Unlike me, Jasper didn't push our family away. Lucky him. He could interact normally with them. His gift could not hurt more than what mine could.(even though if he wanted to, he could hurt someone. Empaths could be dangerous too)

That night, while watching the stars over the balcony of my room, I sensed a presence and glanced over my shoulder to see Edward, leaning against the doorframe, his head tilted back as his gaze was on the dark sky.

"I'm not going with you" Edward said quietly. I listened but didn't reply. "I..."

"You're punishing yourself" I stated, making it sound as a question.

Edward pursed his lip tightly, glancing at me through the corner of his eye. "I put our family in danger, Liz. I must face my sins alone"

"Something tells me you're going to do something stupid" I said, looking away from him, staring back at the stars.

"Ive been away before" Edward told me. "Nothing has happened"

"You didn't have a mate before" I said and that was it to shut him up.

Maybe I still worried a lot about Bella. We still weren't sure how the bond between a vampire and a human worked. How much it'll affect Bella being far away from her other half. We knew what it could do to us. While not knowing the feeling personally, I've met others who have lost their mates and shared what it felt like. Neither was able to live for that long.

And that worried me. What if something happened to Bella? What if the situation with James happened again and this time we weren't around to protect her? What if...

"Stop" Edward hissed. I looked at him. His fists were clenched at his sides, a glare settled on his face but he wasn't facing me. "I don't know if you were meant for your thoughts to be in display as you tend to have control over them while around me but stop thinking that. I made my choice and I want all of you to respect it. I cared more about you than her"
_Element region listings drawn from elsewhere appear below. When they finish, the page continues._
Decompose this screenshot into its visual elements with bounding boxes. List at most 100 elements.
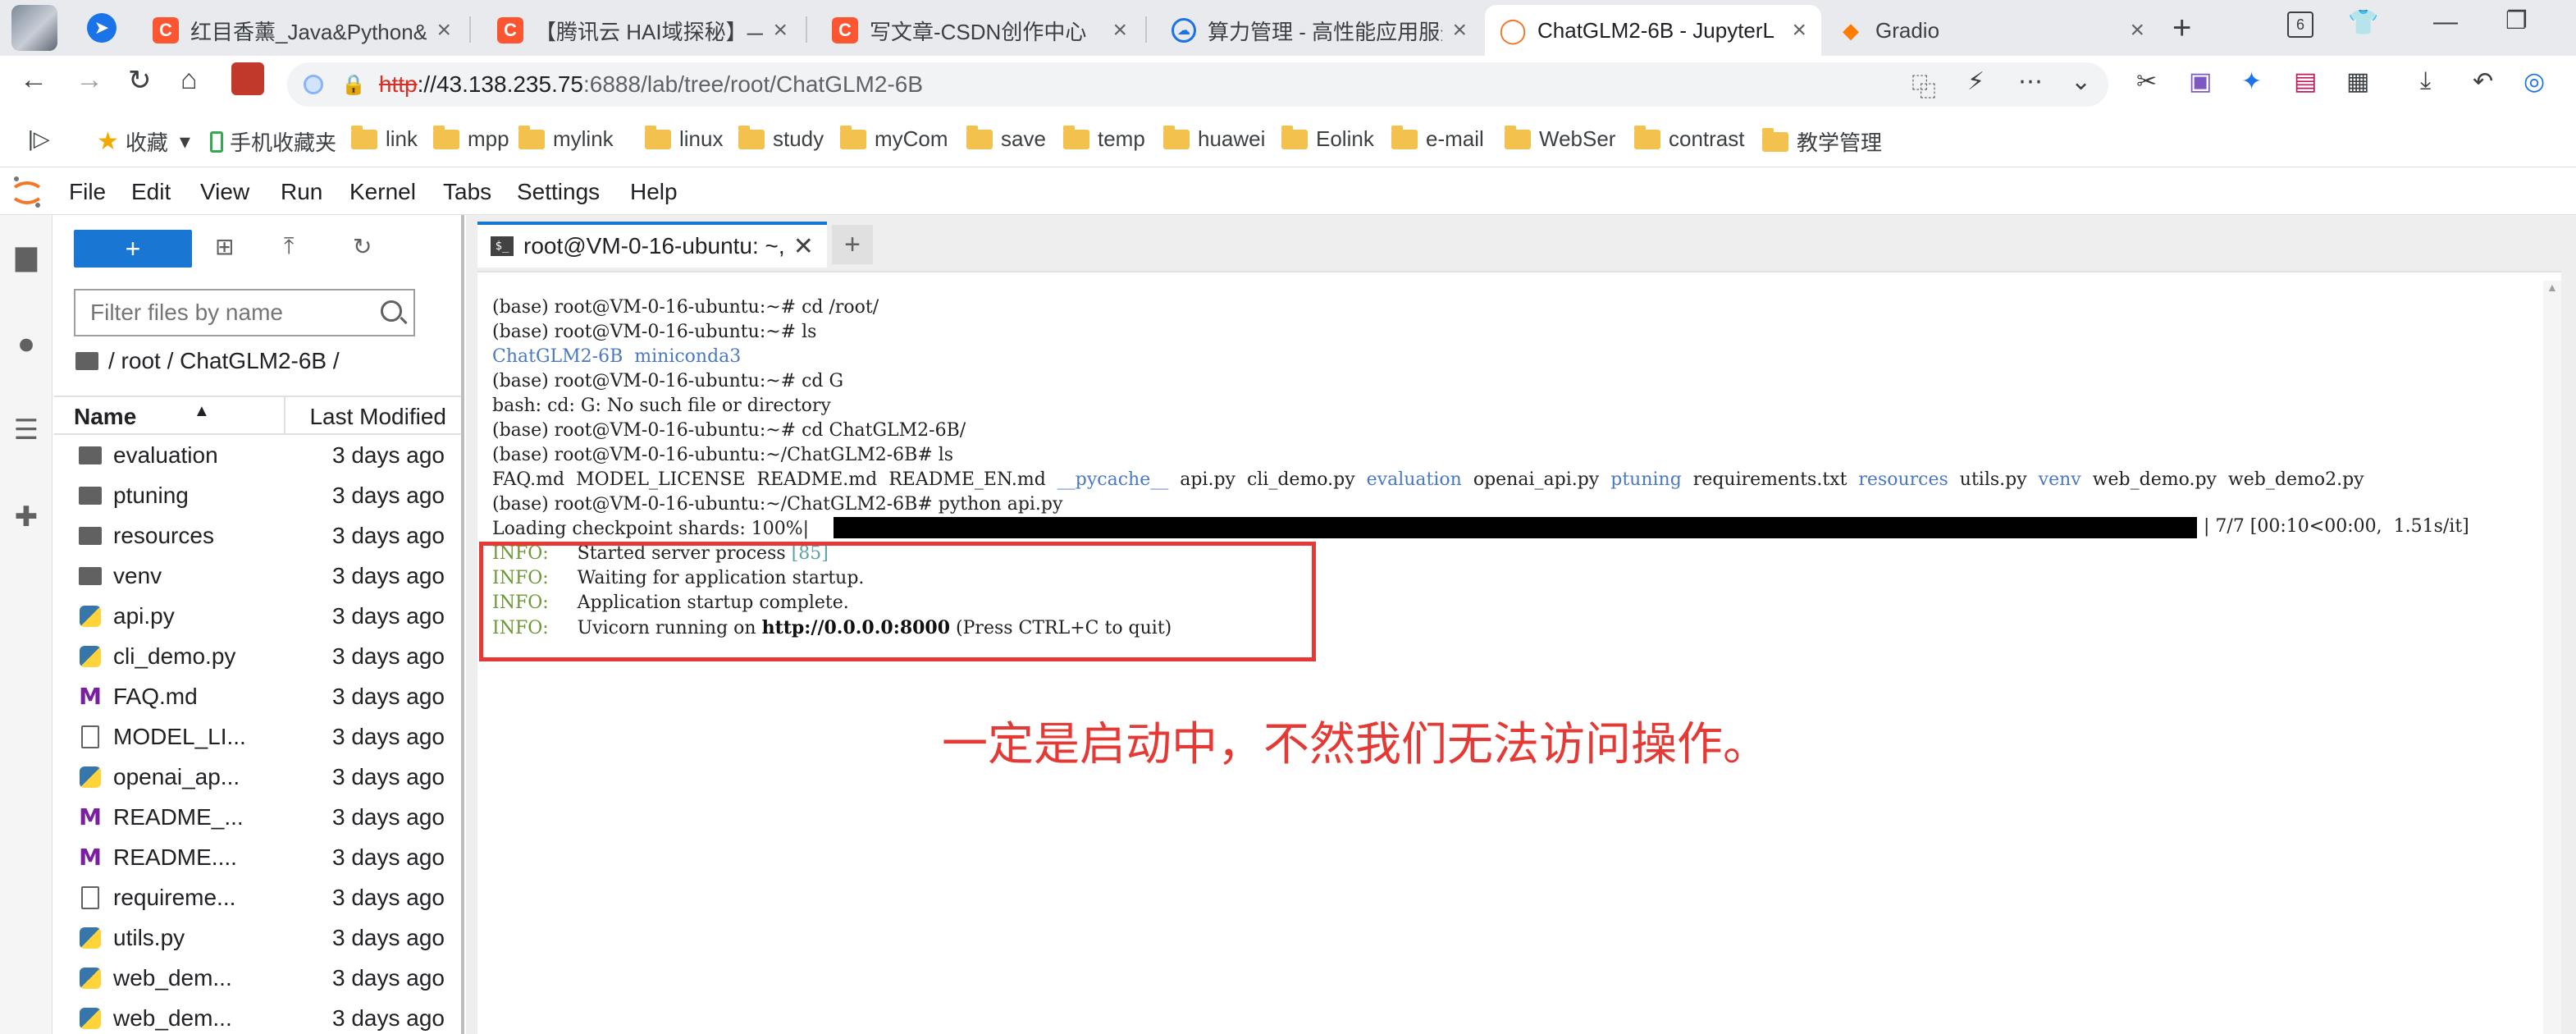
profile-avatar[interactable]: [11, 5, 57, 51]
bookmark-item[interactable]: 手机收藏夹: [210, 126, 336, 157]
scissors-icon[interactable]: ✂: [2136, 67, 2157, 96]
file-row[interactable]: M FAQ.md 3 days ago: [54, 676, 461, 716]
bookmark-item[interactable]: Eolink: [1281, 125, 1374, 152]
tshirt-icon[interactable]: 👕: [2348, 8, 2378, 37]
bookmark-item[interactable]: huawei: [1163, 125, 1265, 152]
close-tab-icon[interactable]: ×: [2130, 16, 2144, 44]
minimize-icon[interactable]: —: [2433, 8, 2458, 36]
refresh-icon[interactable]: ↻: [353, 233, 372, 260]
menu-item[interactable]: Edit: [131, 179, 171, 205]
site-info-icon[interactable]: [304, 75, 323, 94]
browser-tab[interactable]: C 【腾讯云 HAI域探秘】—— ×: [482, 5, 802, 56]
bookmark-item[interactable]: save: [966, 125, 1046, 152]
bookmark-item[interactable]: ★ 收藏 ▾: [97, 126, 190, 157]
undo-icon[interactable]: ↶: [2473, 67, 2493, 96]
bookmark-item[interactable]: temp: [1063, 125, 1145, 152]
terminal-tab[interactable]: $_ root@VM-0-16-ubuntu: ~, ✕: [477, 222, 827, 268]
close-tab-icon[interactable]: ×: [1792, 16, 1806, 44]
terminal-scrollbar[interactable]: [2543, 281, 2561, 1034]
file-row[interactable]: cli_demo.py 3 days ago: [54, 636, 461, 676]
bookmark-item[interactable]: contrast: [1634, 125, 1745, 152]
translate-ext-icon[interactable]: ▣: [2189, 67, 2212, 96]
translate-icon[interactable]: ⿻: [1911, 67, 1936, 103]
file-row[interactable]: ptuning 3 days ago: [54, 475, 461, 515]
chevron-down-icon[interactable]: ⌄: [2071, 67, 2091, 96]
add-tab-button[interactable]: +: [832, 225, 873, 264]
ai-ext-icon[interactable]: ✦: [2241, 67, 2262, 96]
file-row[interactable]: openai_ap... 3 days ago: [54, 757, 461, 797]
bookmark-item[interactable]: mylink: [518, 125, 614, 152]
more-dots-icon[interactable]: ⋯: [2018, 67, 2043, 96]
column-name[interactable]: Name: [74, 404, 136, 430]
chevron-down-icon[interactable]: ▾: [180, 129, 190, 154]
bookmark-item[interactable]: e-mail: [1391, 125, 1484, 152]
new-launcher-button[interactable]: +: [74, 230, 192, 268]
back-icon[interactable]: ←: [20, 64, 48, 96]
file-row[interactable]: venv 3 days ago: [54, 556, 461, 596]
close-tab-icon[interactable]: ×: [436, 16, 451, 44]
browser-tab[interactable]: ◯ ChatGLM2-6B - JupyterL ×: [1485, 5, 1821, 56]
menu-item[interactable]: Run: [281, 179, 322, 205]
running-stop-icon[interactable]: ⏺: [10, 328, 43, 361]
folder-icon[interactable]: [75, 352, 98, 370]
file-row[interactable]: evaluation 3 days ago: [54, 435, 461, 475]
file-row[interactable]: web_dem... 3 days ago: [54, 958, 461, 998]
close-tab-icon[interactable]: ×: [1452, 16, 1467, 44]
bookmark-item[interactable]: linux: [645, 125, 723, 152]
file-row[interactable]: MODEL_LI... 3 days ago: [54, 716, 461, 757]
reader-ext-icon[interactable]: ▤: [2294, 67, 2317, 96]
download-icon[interactable]: ⤓: [2420, 67, 2431, 95]
toc-list-icon[interactable]: ☰: [10, 414, 43, 446]
column-divider[interactable]: [284, 397, 285, 433]
forward-icon[interactable]: →: [75, 64, 103, 96]
insecure-lock-icon[interactable]: 🔒: [341, 73, 366, 97]
browser-tab[interactable]: ◆ Gradio ×: [1823, 5, 2159, 56]
close-tab-icon[interactable]: ×: [1112, 16, 1127, 44]
file-row[interactable]: M README.... 3 days ago: [54, 837, 461, 877]
sort-caret-icon[interactable]: ▲: [194, 402, 210, 421]
upload-icon[interactable]: ⤒: [284, 233, 294, 260]
menu-item[interactable]: Settings: [517, 179, 600, 205]
menu-item[interactable]: Help: [630, 179, 678, 205]
reload-icon[interactable]: ↻: [128, 64, 152, 97]
bookmark-item[interactable]: link: [351, 125, 418, 152]
file-row[interactable]: utils.py 3 days ago: [54, 917, 461, 958]
edge-profile-icon[interactable]: ◎: [2523, 67, 2545, 96]
bookmark-item[interactable]: myCom: [840, 125, 948, 152]
browser-tab[interactable]: C 写文章-CSDN创作中心 ×: [817, 5, 1142, 56]
extension-puzzle-icon[interactable]: ✚: [10, 501, 43, 533]
bookmark-item[interactable]: 教学管理: [1762, 126, 1882, 157]
column-last-modified[interactable]: Last Modified: [309, 404, 446, 430]
filter-files-input[interactable]: [90, 300, 369, 326]
browser-tab[interactable]: ☁ 算力管理 - 高性能应用服务 ×: [1157, 5, 1482, 56]
menu-item[interactable]: Tabs: [443, 179, 491, 205]
file-row[interactable]: api.py 3 days ago: [54, 596, 461, 636]
menu-item[interactable]: Kernel: [349, 179, 416, 205]
file-row[interactable]: M README_... 3 days ago: [54, 797, 461, 837]
sidebar-toggle-icon[interactable]: |▷: [28, 126, 50, 152]
bookmark-item[interactable]: mpp: [433, 125, 509, 152]
file-name: requireme...: [113, 884, 236, 910]
browser-tab[interactable]: C 红目香薰_Java&Python&N ×: [138, 5, 466, 56]
browser-shield-icon[interactable]: ➤: [87, 13, 116, 43]
close-icon[interactable]: ✕: [793, 232, 814, 261]
folder-icon[interactable]: ▆: [10, 240, 43, 272]
tab-count-badge[interactable]: 6: [2287, 11, 2313, 38]
new-tab-button[interactable]: +: [2172, 10, 2191, 47]
bookmark-item[interactable]: study: [738, 125, 824, 152]
file-row[interactable]: requireme... 3 days ago: [54, 877, 461, 917]
menu-item[interactable]: File: [69, 179, 106, 205]
breadcrumb-path[interactable]: / root / ChatGLM2-6B /: [108, 348, 340, 374]
lightning-icon[interactable]: ⚡: [1967, 67, 1985, 96]
apps-grid-icon[interactable]: ▦: [2346, 67, 2369, 96]
file-row[interactable]: web_dem... 3 days ago: [54, 998, 461, 1034]
url-omnibox[interactable]: 🔒 http://43.138.235.75:6888/lab/tree/roo…: [287, 62, 2108, 107]
home-icon[interactable]: ⌂: [180, 64, 198, 96]
new-folder-icon[interactable]: ⊞: [215, 233, 234, 260]
extension-briefcase-icon[interactable]: [231, 62, 264, 95]
close-tab-icon[interactable]: ×: [773, 16, 788, 44]
bookmark-item[interactable]: WebSer: [1505, 125, 1615, 152]
menu-item[interactable]: View: [200, 179, 249, 205]
file-row[interactable]: resources 3 days ago: [54, 515, 461, 556]
restore-icon[interactable]: ❐: [2505, 7, 2528, 35]
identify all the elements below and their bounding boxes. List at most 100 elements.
Doubtful. I made sure to think that very loudly.

"Right" I said after a moment, sighing through my nose. "Good luck out there"

Edward lost the tension on his muscles, walking up from behind me, kissing lightly my temple. "Don't shut yourself from the others, Liz" he whispered softly. "You need them, more than ever"

I didn't answer, but knowing he was right.

In a blink of an eye, Edward was gone from my room, leaving me to my own thoughts. I knew he wouldn't listen again, respecting my privacy when he knew I needed to think without privy ears.